Zechariah and Shama’a had to live through things no one should ever have to live through.
Despite all their hardship, they stayed together for 91 years.
And what’s even more amazing is that they are still in love almost a century later.
Both Zechariah and Shama’a were orphaned when they were children and left without mothers.
“We both grew up as orphans. He was motherless, and so was I,” Shama’a told BBC.
So, as was practiced with most orphans in their native Yemen, they were married at an extremely young age.
Zechariah was 12 and Shama’a was 10.
This was so that they would have a better chance of staying within the Jewish community and not marrying others outside their faith.
Unfortunately, child marriage is still something that occurs in Yemen today.
As of 2022, there was no minimum age for marriage in Yemen, according to the Borgen Project.
The Sharia Legislative Committee has repeatedly overruled efforts to set a marriage age at 17 and above saying it is “un-Islamic.”
Reports of children as young as 12 being married were coming out of Yemen in 2020.
Despite being pressured into marriage by people who weren’t their parents, they had no other support besides each other.

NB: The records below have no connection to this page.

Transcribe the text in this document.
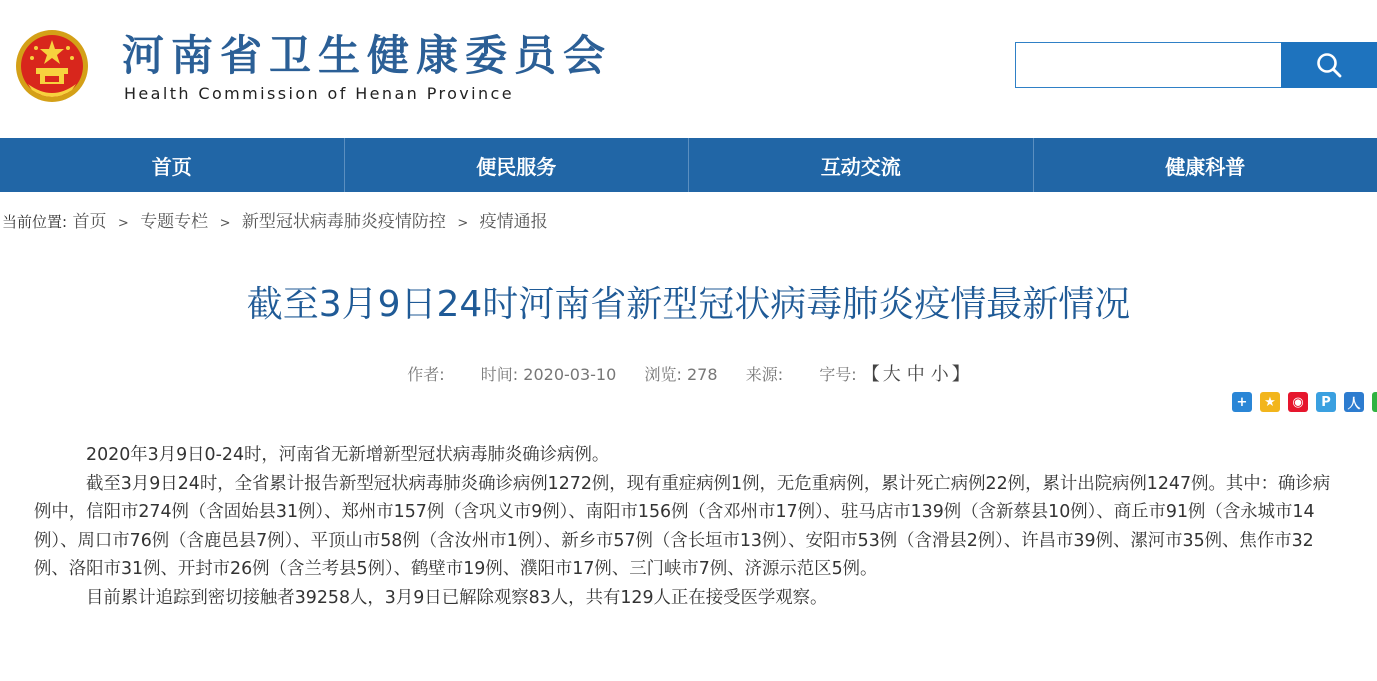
河南省卫生健康委员会
Health Commission of Henan Province
首页	便民服务	互动交流	健康科普
当前位置: 首页 > 专题专栏 > 新型冠状病毒肺炎疫情防控 > 疫情通报
截至3月9日24时河南省新型冠状病毒肺炎疫情最新情况
作者: 时间: 2020-03-10 浏览: 278 来源: 字号: 【 大 中 小 】
+	★	◉	P	人

2020年3月9日0-24时，河南省无新增新型冠状病毒肺炎确诊病例。

截至3月9日24时，全省累计报告新型冠状病毒肺炎确诊病例1272例，现有重症病例1例，无危重病例，累计死亡病例22例，累计出院病例1247例。其中：确诊病例中，信阳市274例（含固始县31例）、郑州市157例（含巩义市9例）、南阳市156例（含邓州市17例）、驻马店市139例（含新蔡县10例）、商丘市91例（含永城市14例）、周口市76例（含鹿邑县7例）、平顶山市58例（含汝州市1例）、新乡市57例（含长垣市13例）、安阳市53例（含滑县2例）、许昌市39例、漯河市35例、焦作市32例、洛阳市31例、开封市26例（含兰考县5例）、鹤壁市19例、濮阳市17例、三门峡市7例、济源示范区5例。

目前累计追踪到密切接触者39258人，3月9日已解除观察83人，共有129人正在接受医学观察。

“We didn’t lick honey in life. We suffered,” Shama’a told the BBC. “There was no worse suffering than we had experienced. There is none.”
The children and married couple were forced to fend for themselves.

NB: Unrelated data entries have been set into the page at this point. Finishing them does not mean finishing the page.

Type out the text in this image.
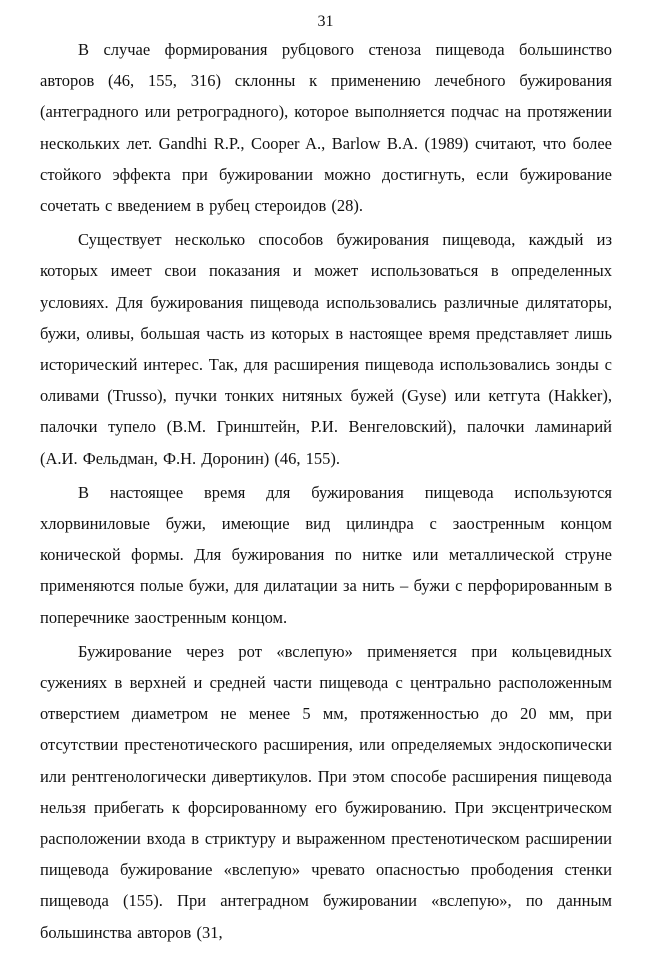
31

В случае формирования рубцового стеноза пищевода большинство авторов (46, 155, 316) склонны к применению лечебного бужирования (антеградного или ретроградного), которое выполняется подчас на протяжении нескольких лет. Gandhi R.P., Cooper A., Barlow B.A. (1989) считают, что более стойкого эффекта при бужировании можно достигнуть, если бужирование сочетать с введением в рубец стероидов (28).

Существует несколько способов бужирования пищевода, каждый из которых имеет свои показания и может использоваться в определенных условиях. Для бужирования пищевода использовались различные дилятаторы, бужи, оливы, большая часть из которых в настоящее время представляет лишь исторический интерес. Так, для расширения пищевода использовались зонды с оливами (Trusso), пучки тонких нитяных бужей (Gyse) или кетгута (Hakker), палочки тупело (В.М. Гринштейн, Р.И. Венгеловский), палочки ламинарий (А.И. Фельдман, Ф.Н. Доронин) (46, 155).

В настоящее время для бужирования пищевода используются хлорвиниловые бужи, имеющие вид цилиндра с заостренным концом конической формы. Для бужирования по нитке или металлической струне применяются полые бужи, для дилатации за нить – бужи с перфорированным в поперечнике заостренным концом.

Бужирование через рот «вслепую» применяется при кольцевидных сужениях в верхней и средней части пищевода с центрально расположенным отверстием диаметром не менее 5 мм, протяженностью до 20 мм, при отсутствии престенотического расширения, или определяемых эндоскопически или рентгенологически дивертикулов. При этом способе расширения пищевода нельзя прибегать к форсированному его бужированию. При эксцентрическом расположении входа в стриктуру и выраженном престенотическом расширении пищевода бужирование «вслепую» чревато опасностью прободения стенки пищевода (155). При антеградном бужировании «вслепую», по данным большинства авторов (31,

“We had no house we cleaned a donkey’s barn and lived in it,” Shama’a said.
They survived by cleaning out a barn that they slept in.
They were able to escape Yemen in 1948 to escape the persecution of Jews and moved to Israel when they were in their mid to late 20s when the country was founded.
They built their family in Israel and had 11 children
. They have a total of 64 grandchildren and great-grandchildren.
“One, two, three. I already can’t remember how many there were. There were many,” Zechariah said.
He considers himself to be very blessed to have married his wife.
He is grateful for the many years they’ve spent together and the big family they were able to build.
“God sent her to me. I was lucky to win her. Women flocked to me like a herd of sheep, but I didn’t take any of them,” Zechariah said. “Remember this is the first and last woman that I married and I never threw her out.”
Shama’a had to shush her husband at this point in the article.
She says the marriage has been a pleasant one for her.
“Together many years without fighting. Happy to spend our lives together,” she said.
Zechariah says he hopes that they will never have to spend time apart.
“God protected us all the way and let the two of us die together,” he said. “May God protect you and give you a good life.”